The typical way to trade bandwidth away for latency would, I guess, be speculative requests. In the CPU world at least. I wonder if any cloud providers have some sort of framework built around speculative disk reads (or maybe it is a totally crazy trade to make in this context)?
You'd need the whole stack to understand your data format in order to make speculative requests useful. It wouldn't surprise me if cloud providers indeed do speculative reads but there isn't much they can do to understand your data format, so chances are they're just reading a few extra blocks beyond where your OS read and are hoping that the next OS-initiated read will fall there so it can be serviced using this prefetched data. Because of full-disk-encryption, the storage stack may not be privy to the actual data so it couldn't make smarter, data-aware decisions even if it wanted to, limiting it to primitive readahead or maybe statistics based on previously-seen patterns (if it sees that a request for block X is often followed by block Y, it may choose to prefetch that next time it sees block X accessed).
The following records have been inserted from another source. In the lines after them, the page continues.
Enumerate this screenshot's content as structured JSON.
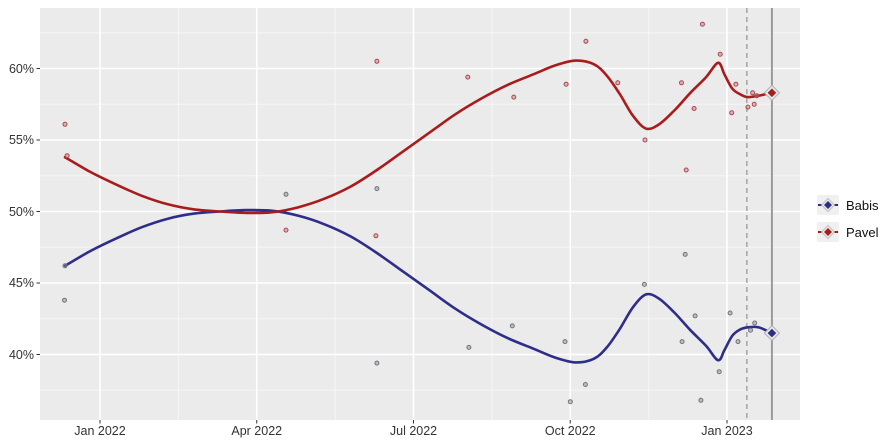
{
  "chart_data": {
    "type": "line",
    "title": "",
    "description": "Two-candidate poll-of-polls trend with individual poll scatter points",
    "x_unit": "month index (1 = Jan 2022, 13 = Jan 2023)",
    "x_ticks": [
      {
        "x": 1,
        "label": "Jan 2022"
      },
      {
        "x": 4,
        "label": "Apr 2022"
      },
      {
        "x": 7,
        "label": "Jul 2022"
      },
      {
        "x": 10,
        "label": "Oct 2022"
      },
      {
        "x": 13,
        "label": "Jan 2023"
      }
    ],
    "y_ticks": [
      {
        "v": 40,
        "label": "40%"
      },
      {
        "v": 45,
        "label": "45%"
      },
      {
        "v": 50,
        "label": "50%"
      },
      {
        "v": 55,
        "label": "55%"
      },
      {
        "v": 60,
        "label": "60%"
      }
    ],
    "x_domain": [
      -0.15,
      14.4
    ],
    "y_domain": [
      35.4,
      64.2
    ],
    "grid": true,
    "panel_bg": "#ebebeb",
    "grid_major_color": "#ffffff",
    "grid_minor_color": "rgba(255,255,255,0.55)",
    "axis_text_color": "#333333",
    "legend_position": "right",
    "vlines": [
      {
        "x": 13.38,
        "style": "dashed",
        "color": "#9a9a9a"
      },
      {
        "x": 13.86,
        "style": "solid",
        "color": "#9a9a9a"
      }
    ],
    "series": [
      {
        "name": "Babis",
        "line_color": "#2e2e8a",
        "point_stroke": "#74747e",
        "point_fill": "rgba(130,130,140,0.45)",
        "end_marker": {
          "x": 13.86,
          "v": 41.5
        },
        "trend": [
          [
            0.33,
            46.2
          ],
          [
            0.8,
            47.2
          ],
          [
            1.3,
            48.1
          ],
          [
            1.8,
            48.9
          ],
          [
            2.3,
            49.5
          ],
          [
            2.8,
            49.85
          ],
          [
            3.3,
            50.0
          ],
          [
            3.8,
            50.1
          ],
          [
            4.3,
            50.05
          ],
          [
            4.8,
            49.7
          ],
          [
            5.3,
            49.1
          ],
          [
            5.8,
            48.25
          ],
          [
            6.3,
            47.1
          ],
          [
            6.8,
            45.8
          ],
          [
            7.3,
            44.5
          ],
          [
            7.8,
            43.2
          ],
          [
            8.3,
            42.1
          ],
          [
            8.8,
            41.15
          ],
          [
            9.3,
            40.4
          ],
          [
            9.7,
            39.8
          ],
          [
            10.1,
            39.45
          ],
          [
            10.45,
            39.7
          ],
          [
            10.7,
            40.5
          ],
          [
            10.95,
            41.8
          ],
          [
            11.2,
            43.3
          ],
          [
            11.45,
            44.2
          ],
          [
            11.7,
            43.9
          ],
          [
            12.0,
            42.9
          ],
          [
            12.3,
            41.7
          ],
          [
            12.6,
            40.6
          ],
          [
            12.83,
            39.6
          ],
          [
            12.95,
            40.3
          ],
          [
            13.1,
            41.3
          ],
          [
            13.25,
            41.75
          ],
          [
            13.4,
            41.9
          ],
          [
            13.6,
            41.9
          ],
          [
            13.86,
            41.5
          ]
        ],
        "points": [
          [
            0.32,
            43.8
          ],
          [
            0.33,
            46.2
          ],
          [
            4.56,
            51.2
          ],
          [
            6.3,
            51.6
          ],
          [
            6.3,
            39.4
          ],
          [
            8.06,
            40.5
          ],
          [
            8.89,
            42.0
          ],
          [
            9.9,
            40.9
          ],
          [
            10.0,
            36.7
          ],
          [
            10.29,
            37.9
          ],
          [
            11.42,
            44.9
          ],
          [
            12.14,
            40.9
          ],
          [
            12.2,
            47.0
          ],
          [
            12.39,
            42.7
          ],
          [
            12.5,
            36.8
          ],
          [
            12.85,
            38.8
          ],
          [
            13.06,
            42.9
          ],
          [
            13.21,
            40.9
          ],
          [
            13.45,
            41.7
          ],
          [
            13.53,
            42.2
          ]
        ]
      },
      {
        "name": "Pavel",
        "line_color": "#a81c1c",
        "point_stroke": "#a84a52",
        "point_fill": "rgba(200,110,118,0.45)",
        "end_marker": {
          "x": 13.86,
          "v": 58.3
        },
        "trend": [
          [
            0.33,
            53.8
          ],
          [
            0.8,
            52.8
          ],
          [
            1.3,
            51.9
          ],
          [
            1.8,
            51.1
          ],
          [
            2.3,
            50.5
          ],
          [
            2.8,
            50.15
          ],
          [
            3.3,
            50.0
          ],
          [
            3.8,
            49.9
          ],
          [
            4.3,
            49.95
          ],
          [
            4.8,
            50.3
          ],
          [
            5.3,
            50.9
          ],
          [
            5.8,
            51.75
          ],
          [
            6.3,
            52.9
          ],
          [
            6.8,
            54.2
          ],
          [
            7.3,
            55.5
          ],
          [
            7.8,
            56.8
          ],
          [
            8.3,
            57.9
          ],
          [
            8.8,
            58.85
          ],
          [
            9.3,
            59.6
          ],
          [
            9.7,
            60.2
          ],
          [
            10.1,
            60.55
          ],
          [
            10.45,
            60.3
          ],
          [
            10.7,
            59.5
          ],
          [
            10.95,
            58.2
          ],
          [
            11.2,
            56.7
          ],
          [
            11.45,
            55.8
          ],
          [
            11.7,
            56.1
          ],
          [
            12.0,
            57.1
          ],
          [
            12.3,
            58.3
          ],
          [
            12.6,
            59.4
          ],
          [
            12.83,
            60.4
          ],
          [
            12.95,
            59.6
          ],
          [
            13.1,
            58.6
          ],
          [
            13.25,
            58.2
          ],
          [
            13.4,
            58.0
          ],
          [
            13.6,
            58.1
          ],
          [
            13.86,
            58.3
          ]
        ],
        "points": [
          [
            0.33,
            56.1
          ],
          [
            0.37,
            53.9
          ],
          [
            4.56,
            48.7
          ],
          [
            6.28,
            48.3
          ],
          [
            6.3,
            60.5
          ],
          [
            8.04,
            59.4
          ],
          [
            8.92,
            58.0
          ],
          [
            9.92,
            58.9
          ],
          [
            10.3,
            61.9
          ],
          [
            10.91,
            59.0
          ],
          [
            11.43,
            55.0
          ],
          [
            12.13,
            59.0
          ],
          [
            12.22,
            52.9
          ],
          [
            12.37,
            57.2
          ],
          [
            12.53,
            63.1
          ],
          [
            12.87,
            61.0
          ],
          [
            13.09,
            56.9
          ],
          [
            13.17,
            58.9
          ],
          [
            13.4,
            57.3
          ],
          [
            13.49,
            58.3
          ],
          [
            13.52,
            57.5
          ],
          [
            13.57,
            58.1
          ]
        ]
      }
    ]
  },
  "legend": {
    "items": [
      {
        "label": "Babis"
      },
      {
        "label": "Pavel"
      }
    ]
  }
}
A problem in applications such as databases is when the outcome of an IO operation is required to initiate the next one - for example, you must first read an index to know the on-disk location of the actual row data. This is where the higher latency absolutely tanks performance.

A solution could be to make the storage drives smarter - have an NVME command that could say like "search in between this range for this byte pattern" and one that can say "use the outcome of the previous command as a the start address and read N bytes from there". This could help speed up the aforementioned scenario (effectively your drive will do the index scan & row retrieval for you), but would require cooperation between the application, the filesystem and the encryption system (typical, current FDE would break this).

Often times it’s the app (or something high level) that would need speculative requests, which it may not be possible in the given domain.

I don’t think it’s possible in most domains.

I mean we already have readahead in the kernel.

This said the problem can get more complex than this really fast. Write barriers for example and dirty caches. Any application that forces writes and the writes are enforced by the kernel are going to suffer.

The same is true for SSD settings. There are a number of tweakable values on SSDs when it comes to write commit and cache usage which can affect performance. Desktop OS's tend to play more fast and loose with these settings and servers defaults tend to be more conservative.